1. Field
The present invention relates to a 3-dimensional (3D) data encoding and decoding, and more particularly, to a method and apparatus for encoding and/or decoding 3D volume data.
2. Description of the Related Art
Among methods expressing a 3D object, a method using a polygonal mesh model is widely used. Meanwhile, depth image-based representation (DIBR), which was adopted as a standard for MPEG-4 Animation Framework extension (AFX) in 2003, is a method of expressing a 3D object using a set of reference images consisting of real images or synthetic images, instead of the polygonal mesh model. A reference image consists of images seen at surfaces of a hexahedron surrounding a 3D object as shown in FIG. 1. Each reference image includes corresponding color images and depth images. The color images represent colors of respective points on the surface of a 3D object, and the depth images represent distance values to respective points on the surface of the 3D object from corresponding surfaces of the hexahedron. In FIG. 1, total 12 reference images including 6 depth images and 6 color images seen at respective surfaces are shown.
Advantages of the DIBR method lie in that it does not need to use the complicated polygonal mesh model, and a 3D object can be visualized with a high picture quality because it uses images. There are three formats for the DIBR: SimpleTexture, PointTexture, and OctreeImage formats. Among them, PointTexture format expresses a 3D object by arranging all points sampling the 3D object into each scan line on one plane as shown in FIG. 2. Each point of the PointTexture is expressed by a color and a depth. The depth is a distance from the plane to the point. Additionally, the other attributes of the point can be included.
As shown in FIG. 2, since points constituting the surface of a 3D object can be arranged along each depth line of a plane onto which the points have been projected, the PointTexture format is generally formed of a plurality of layers. According to this, the PointTexture format has an advantage that it can express a complicated 3D object formed with multiple faces. However, when a dimensional object should be expressed realistically at a high sampling density, the amount of data becomes huge and a method capable of compressing the data efficiently is needed. In addition, a method for compressing PointTexture format data is needed.
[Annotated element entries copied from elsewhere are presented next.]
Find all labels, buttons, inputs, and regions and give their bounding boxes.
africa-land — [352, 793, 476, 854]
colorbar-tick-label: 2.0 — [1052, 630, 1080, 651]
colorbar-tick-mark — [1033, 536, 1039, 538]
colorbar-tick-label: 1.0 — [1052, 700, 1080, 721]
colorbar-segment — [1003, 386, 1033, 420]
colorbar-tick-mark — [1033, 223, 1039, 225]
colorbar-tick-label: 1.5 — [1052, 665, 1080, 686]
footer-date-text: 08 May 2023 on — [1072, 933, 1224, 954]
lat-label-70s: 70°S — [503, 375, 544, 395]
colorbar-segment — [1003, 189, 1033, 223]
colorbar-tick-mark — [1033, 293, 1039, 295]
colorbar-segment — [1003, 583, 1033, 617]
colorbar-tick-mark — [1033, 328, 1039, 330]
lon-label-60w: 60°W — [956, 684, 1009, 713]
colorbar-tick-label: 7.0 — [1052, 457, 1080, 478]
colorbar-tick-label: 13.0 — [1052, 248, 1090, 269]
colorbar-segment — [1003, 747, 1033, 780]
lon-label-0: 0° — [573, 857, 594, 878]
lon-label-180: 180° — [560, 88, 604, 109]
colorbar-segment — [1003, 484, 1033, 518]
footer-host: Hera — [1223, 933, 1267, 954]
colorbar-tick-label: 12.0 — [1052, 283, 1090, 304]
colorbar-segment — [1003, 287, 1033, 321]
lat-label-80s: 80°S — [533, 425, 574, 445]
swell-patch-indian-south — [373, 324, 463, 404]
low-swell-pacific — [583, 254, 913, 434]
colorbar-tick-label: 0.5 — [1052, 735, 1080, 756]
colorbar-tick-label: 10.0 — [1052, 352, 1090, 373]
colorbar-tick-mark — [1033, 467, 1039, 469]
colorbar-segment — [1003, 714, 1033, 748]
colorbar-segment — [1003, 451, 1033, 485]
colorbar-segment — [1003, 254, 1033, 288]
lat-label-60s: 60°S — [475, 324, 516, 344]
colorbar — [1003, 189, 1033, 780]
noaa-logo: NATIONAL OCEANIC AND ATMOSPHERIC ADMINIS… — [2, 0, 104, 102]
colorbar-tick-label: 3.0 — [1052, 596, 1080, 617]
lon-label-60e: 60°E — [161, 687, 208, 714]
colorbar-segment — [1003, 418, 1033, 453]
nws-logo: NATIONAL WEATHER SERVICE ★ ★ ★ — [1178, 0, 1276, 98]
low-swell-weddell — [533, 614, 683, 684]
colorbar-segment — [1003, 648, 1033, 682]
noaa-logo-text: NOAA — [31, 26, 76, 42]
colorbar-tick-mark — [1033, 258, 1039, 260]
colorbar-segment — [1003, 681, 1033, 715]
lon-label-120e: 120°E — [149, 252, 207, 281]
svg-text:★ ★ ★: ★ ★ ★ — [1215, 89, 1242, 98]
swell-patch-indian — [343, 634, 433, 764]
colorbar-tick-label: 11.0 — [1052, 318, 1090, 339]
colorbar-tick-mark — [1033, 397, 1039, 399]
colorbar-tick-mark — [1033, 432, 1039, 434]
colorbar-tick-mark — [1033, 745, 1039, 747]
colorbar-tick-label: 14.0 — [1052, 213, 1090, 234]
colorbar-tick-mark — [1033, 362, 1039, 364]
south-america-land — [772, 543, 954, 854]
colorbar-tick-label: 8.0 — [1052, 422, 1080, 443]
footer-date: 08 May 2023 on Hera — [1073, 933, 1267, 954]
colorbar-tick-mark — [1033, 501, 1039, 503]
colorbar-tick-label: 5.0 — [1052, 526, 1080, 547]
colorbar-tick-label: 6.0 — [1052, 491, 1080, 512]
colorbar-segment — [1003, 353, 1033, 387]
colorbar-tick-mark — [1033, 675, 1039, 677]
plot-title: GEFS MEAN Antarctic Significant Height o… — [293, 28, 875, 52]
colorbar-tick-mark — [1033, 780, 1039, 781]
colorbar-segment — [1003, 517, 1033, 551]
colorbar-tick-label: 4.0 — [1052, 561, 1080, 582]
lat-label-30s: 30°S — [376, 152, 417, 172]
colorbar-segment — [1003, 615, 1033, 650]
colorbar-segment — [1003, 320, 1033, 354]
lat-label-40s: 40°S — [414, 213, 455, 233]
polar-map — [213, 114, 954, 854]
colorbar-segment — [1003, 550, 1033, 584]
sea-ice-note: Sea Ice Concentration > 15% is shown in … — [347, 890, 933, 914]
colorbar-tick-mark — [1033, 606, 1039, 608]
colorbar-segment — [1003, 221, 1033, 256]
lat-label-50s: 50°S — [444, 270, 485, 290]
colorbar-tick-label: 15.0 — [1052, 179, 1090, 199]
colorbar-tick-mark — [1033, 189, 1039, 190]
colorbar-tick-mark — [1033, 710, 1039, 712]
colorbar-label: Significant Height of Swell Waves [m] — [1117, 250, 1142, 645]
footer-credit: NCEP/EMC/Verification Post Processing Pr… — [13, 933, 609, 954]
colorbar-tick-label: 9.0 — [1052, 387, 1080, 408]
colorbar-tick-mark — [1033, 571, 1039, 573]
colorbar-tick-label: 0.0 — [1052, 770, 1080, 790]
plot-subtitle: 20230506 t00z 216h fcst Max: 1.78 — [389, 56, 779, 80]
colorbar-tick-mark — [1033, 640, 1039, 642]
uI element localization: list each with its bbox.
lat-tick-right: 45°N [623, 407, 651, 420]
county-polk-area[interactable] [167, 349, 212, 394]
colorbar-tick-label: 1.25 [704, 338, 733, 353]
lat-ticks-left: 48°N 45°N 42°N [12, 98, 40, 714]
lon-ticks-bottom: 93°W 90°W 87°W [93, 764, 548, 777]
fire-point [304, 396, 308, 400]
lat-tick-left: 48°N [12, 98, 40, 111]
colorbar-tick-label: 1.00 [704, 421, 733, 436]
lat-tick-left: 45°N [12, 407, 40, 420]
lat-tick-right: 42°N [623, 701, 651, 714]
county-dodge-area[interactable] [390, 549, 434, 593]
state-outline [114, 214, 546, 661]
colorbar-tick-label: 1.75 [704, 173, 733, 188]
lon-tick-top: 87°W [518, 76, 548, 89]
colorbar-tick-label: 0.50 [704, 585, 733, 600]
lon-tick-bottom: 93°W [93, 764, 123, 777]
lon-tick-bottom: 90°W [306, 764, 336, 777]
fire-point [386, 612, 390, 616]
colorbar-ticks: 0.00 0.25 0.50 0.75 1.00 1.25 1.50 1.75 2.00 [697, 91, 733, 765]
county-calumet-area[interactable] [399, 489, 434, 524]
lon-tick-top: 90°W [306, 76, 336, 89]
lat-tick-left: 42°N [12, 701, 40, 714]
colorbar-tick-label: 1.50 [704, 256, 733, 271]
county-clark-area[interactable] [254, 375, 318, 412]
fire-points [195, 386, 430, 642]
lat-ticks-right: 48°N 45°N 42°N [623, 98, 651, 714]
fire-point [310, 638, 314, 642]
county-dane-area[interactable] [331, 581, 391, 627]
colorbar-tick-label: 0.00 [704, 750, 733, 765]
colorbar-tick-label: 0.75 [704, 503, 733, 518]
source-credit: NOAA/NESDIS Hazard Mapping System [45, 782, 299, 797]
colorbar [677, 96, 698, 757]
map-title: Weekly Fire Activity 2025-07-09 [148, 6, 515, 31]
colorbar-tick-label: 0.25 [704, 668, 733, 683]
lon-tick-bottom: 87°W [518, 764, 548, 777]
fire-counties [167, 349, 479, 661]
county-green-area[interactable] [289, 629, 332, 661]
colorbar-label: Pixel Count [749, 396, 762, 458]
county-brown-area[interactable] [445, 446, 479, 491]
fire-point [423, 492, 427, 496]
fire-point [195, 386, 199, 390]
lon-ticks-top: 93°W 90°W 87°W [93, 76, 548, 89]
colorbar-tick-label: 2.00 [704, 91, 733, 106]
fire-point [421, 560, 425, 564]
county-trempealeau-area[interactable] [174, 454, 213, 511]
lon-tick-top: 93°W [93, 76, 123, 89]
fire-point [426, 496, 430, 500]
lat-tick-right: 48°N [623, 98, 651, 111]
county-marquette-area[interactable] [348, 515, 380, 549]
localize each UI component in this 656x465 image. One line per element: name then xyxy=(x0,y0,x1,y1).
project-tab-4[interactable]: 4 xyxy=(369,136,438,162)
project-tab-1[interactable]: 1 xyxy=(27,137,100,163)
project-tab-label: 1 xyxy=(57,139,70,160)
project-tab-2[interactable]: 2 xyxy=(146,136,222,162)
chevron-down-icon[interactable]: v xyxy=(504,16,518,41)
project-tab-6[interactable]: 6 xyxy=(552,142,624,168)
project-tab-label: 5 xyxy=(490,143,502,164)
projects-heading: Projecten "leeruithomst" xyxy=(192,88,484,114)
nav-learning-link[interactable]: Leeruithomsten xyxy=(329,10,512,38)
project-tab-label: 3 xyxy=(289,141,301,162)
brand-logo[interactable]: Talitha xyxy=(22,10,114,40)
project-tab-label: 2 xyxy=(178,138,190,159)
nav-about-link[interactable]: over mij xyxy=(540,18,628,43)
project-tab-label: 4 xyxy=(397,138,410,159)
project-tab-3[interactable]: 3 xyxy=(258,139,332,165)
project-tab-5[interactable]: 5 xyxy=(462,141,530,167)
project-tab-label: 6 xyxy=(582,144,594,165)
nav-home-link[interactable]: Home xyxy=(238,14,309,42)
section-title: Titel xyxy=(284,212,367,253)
The conventional compression method needs optimization for the amount of information to be transmitted and still the amount can be reduced. When the compressed bitstream is restored, a method for more natural visualization is needed.
In a MPEG meeting held in July, 2003, an octree compression method using a prediction by partial matching method has been suggested for PointTexture compression in the MPEG-4 AFX standard. However, this method cannot smoothly visualize images when reading progressive bitstreams and restoring images. Also, since this method uses the octree compression method, there is a drawback that in relation to the resolution of volume data, only data with a fixed resolution in which the values of the width, height, and depth should be identical can be compressed. That is, data having an arbitrary resolution in which the values of the width, height, and depth are different to each other cannot be compressed.
Accordingly, a method capable of progressive transmission and more natural visualization in restoration, as well as effective compression of 3D object data having an arbitrary resolution is needed.